Given a permutation $\sigma$, one may also determine a set of line segments $s_i$ with endpoints $(i,0)$ and $(k, 1)$, such that $\sigma_k=i$. The endpoints of these segments lie on the two parallel lines $y=0$ and $y=1$, and two segments have a non-empty intersection if and only if they correspond to an inversion in the permutation. Thus, the permutation graph of $\sigma$ coincides with the intersection graph of the segments. For every two parallel lines, and every finite set of line segments with endpoints on both lines, the intersection graph of the segments is a permutation graph; in the case that the segment endpoints are all distinct, a permutation for which it is the permutation graph may be given by numbering the segments on one of the two lines in consecutive order, and reading off these numbers in the order that the segment endpoints appear on the other line.

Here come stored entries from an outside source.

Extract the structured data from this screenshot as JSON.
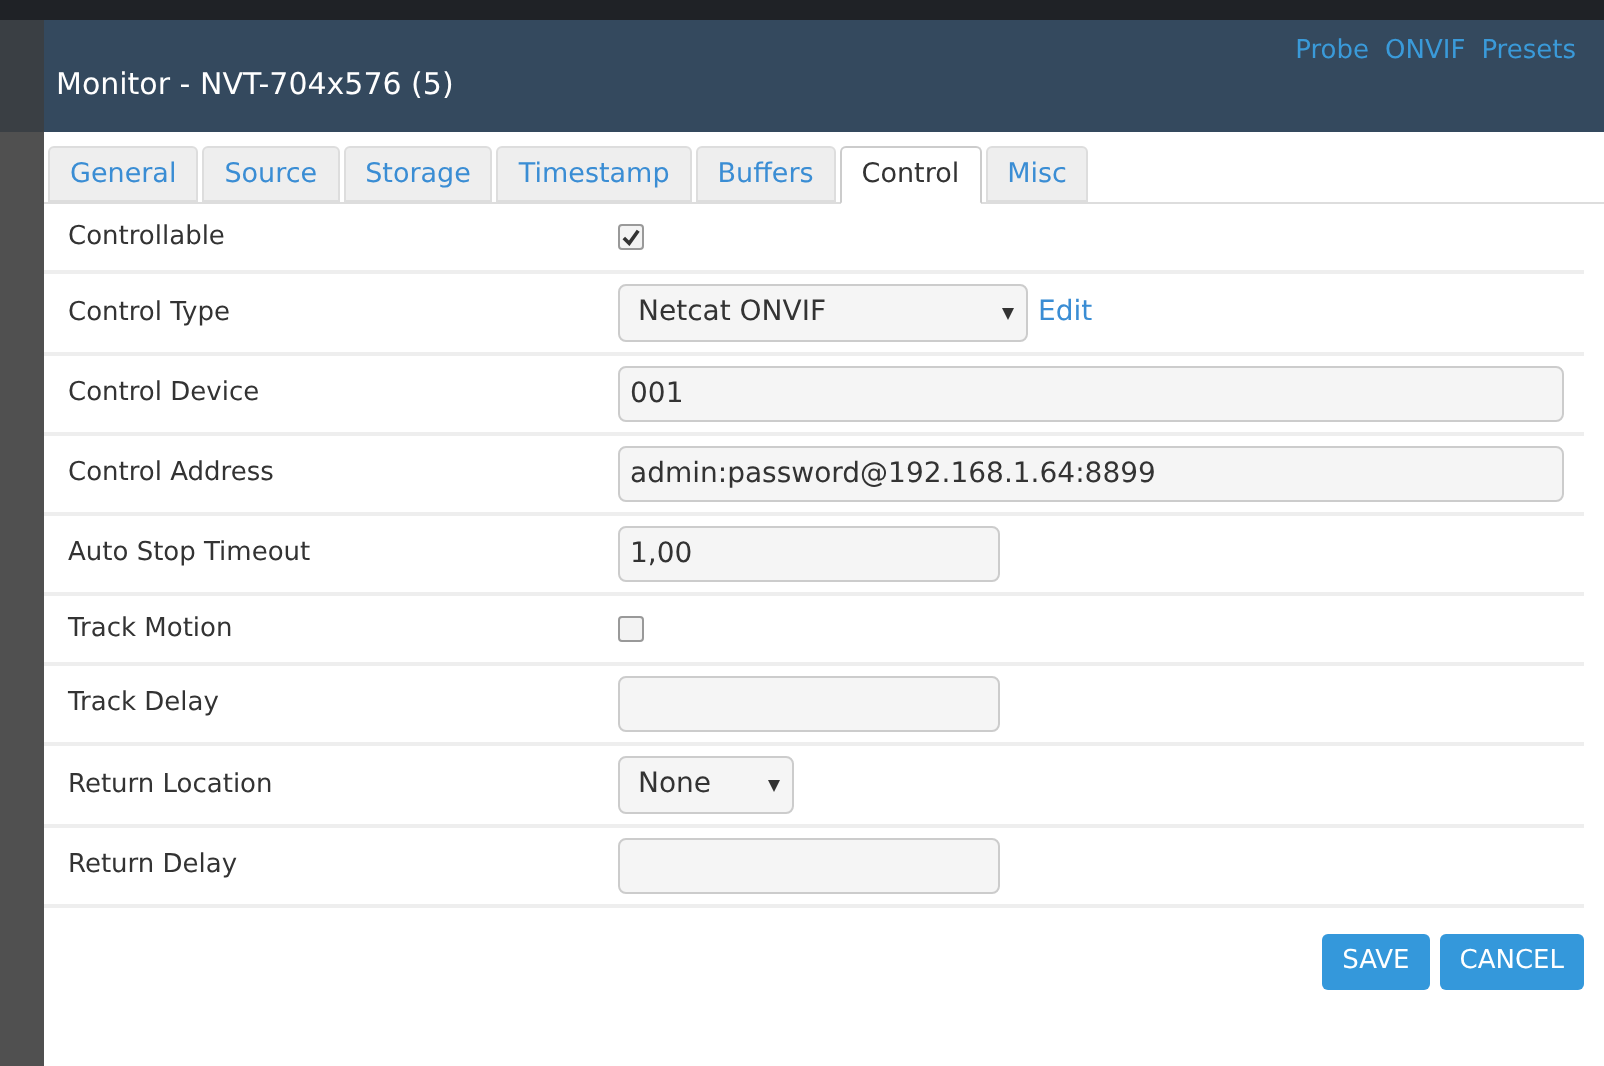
{
  "header": {
    "title": "Monitor - NVT-704x576 (5)",
    "links": [
      "Probe",
      "ONVIF",
      "Presets"
    ]
  },
  "tabs": [
    {
      "label": "General",
      "selected": false
    },
    {
      "label": "Source",
      "selected": false
    },
    {
      "label": "Storage",
      "selected": false
    },
    {
      "label": "Timestamp",
      "selected": false
    },
    {
      "label": "Buffers",
      "selected": false
    },
    {
      "label": "Control",
      "selected": true
    },
    {
      "label": "Misc",
      "selected": false
    }
  ],
  "rows": [
    {
      "label": "Controllable",
      "kind": "checkbox",
      "checked": true
    },
    {
      "label": "Control Type",
      "kind": "select",
      "value": "Netcat ONVIF",
      "link": "Edit"
    },
    {
      "label": "Control Device",
      "kind": "text",
      "value": "001"
    },
    {
      "label": "Control Address",
      "kind": "text",
      "value": "admin:password@192.168.1.64:8899"
    },
    {
      "label": "Auto Stop Timeout",
      "kind": "text",
      "value": "1,00"
    },
    {
      "label": "Track Motion",
      "kind": "checkbox",
      "checked": false
    },
    {
      "label": "Track Delay",
      "kind": "text"
    },
    {
      "label": "Return Location",
      "kind": "select",
      "value": "None"
    },
    {
      "label": "Return Delay",
      "kind": "text"
    }
  ],
  "buttons": [
    "SAVE",
    "CANCEL"
  ]
}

Permutation graphs have several other equivalent characterizations:
- A graph $G$ is a permutation graph if and only if $G$ is a circle graph that admits an equator, i.e., an additional chord that intersects every other chord.
- A graph $G$ is a permutation graph if and only if both $G$ and its complement $\overline{G}$ are comparability graphs.
- A graph $G$ is a permutation graph if and only if it is the comparability graph of a partially ordered set that has order dimension at most two.
- If a graph $G$ is a permutation graph, so is its complement. A permutation that represents the complement of $G$ may be obtained by reversing the permutation representing $G$.

==Efficient algorithms==
It is possible to test whether a given graph is a permutation graph, and if so construct a permutation representing it, in linear time.

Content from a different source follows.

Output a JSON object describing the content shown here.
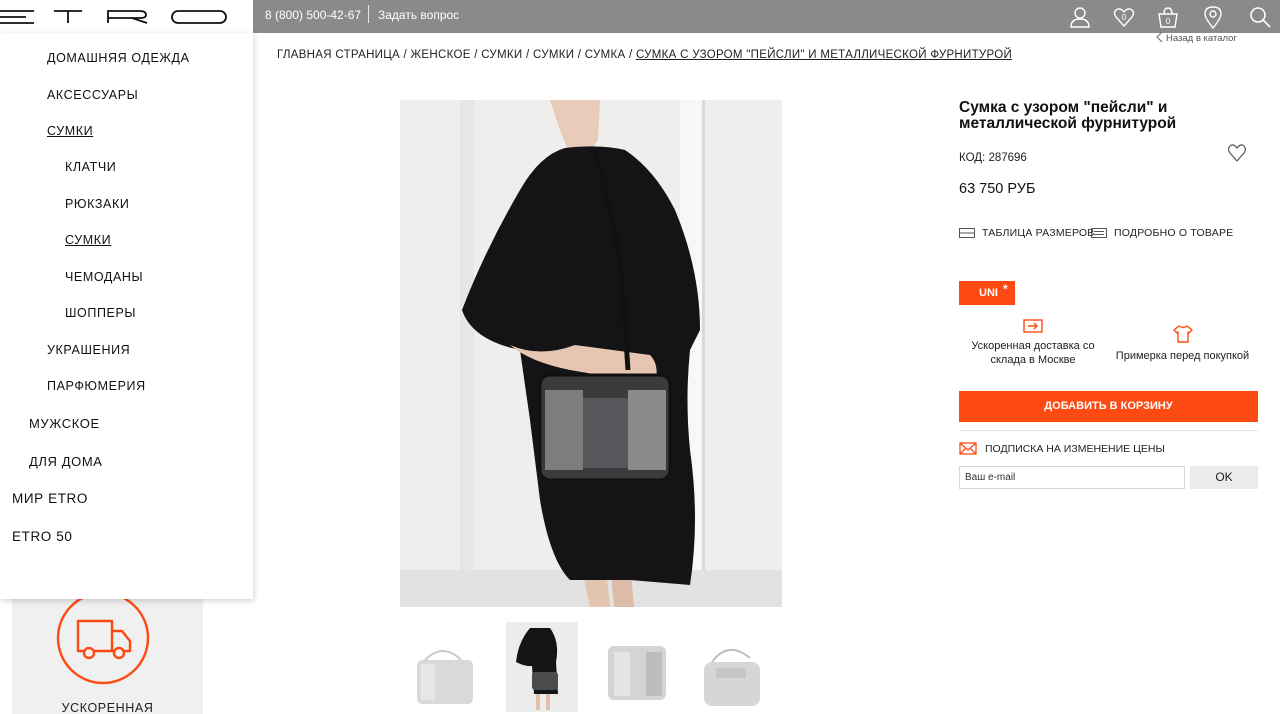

As a subclass of the perfect graphs, many problems that are NP-complete for arbitrary graphs may be solved efficiently for permutation graphs. For instance:

- the largest clique in a permutation graph corresponds to the longest decreasing subsequence in the permutation defining the graph, so the clique problem may be solved in polynomial time for permutation graphs by using a longest decreasing subsequence algorithm.
- likewise, an increasing subsequence in a permutation corresponds to an independent set of the same size in the corresponding permutation graph.
- the treewidth and pathwidth of permutation graphs can be computed in polynomial time; these algorithms exploit the fact that the number of inclusion minimal vertex separators in a permutation graph is polynomial in the size of the graph.

==Relation to other graph classes==
Permutation graphs are a special case of circle graphs, comparability graphs, the complements of comparability graphs, and trapezoid graphs.

The subclasses of the permutation graphs include the bipartite permutation graphs (characterized by Spinrad, Brandstädt & Stewart 1987) and the cographs.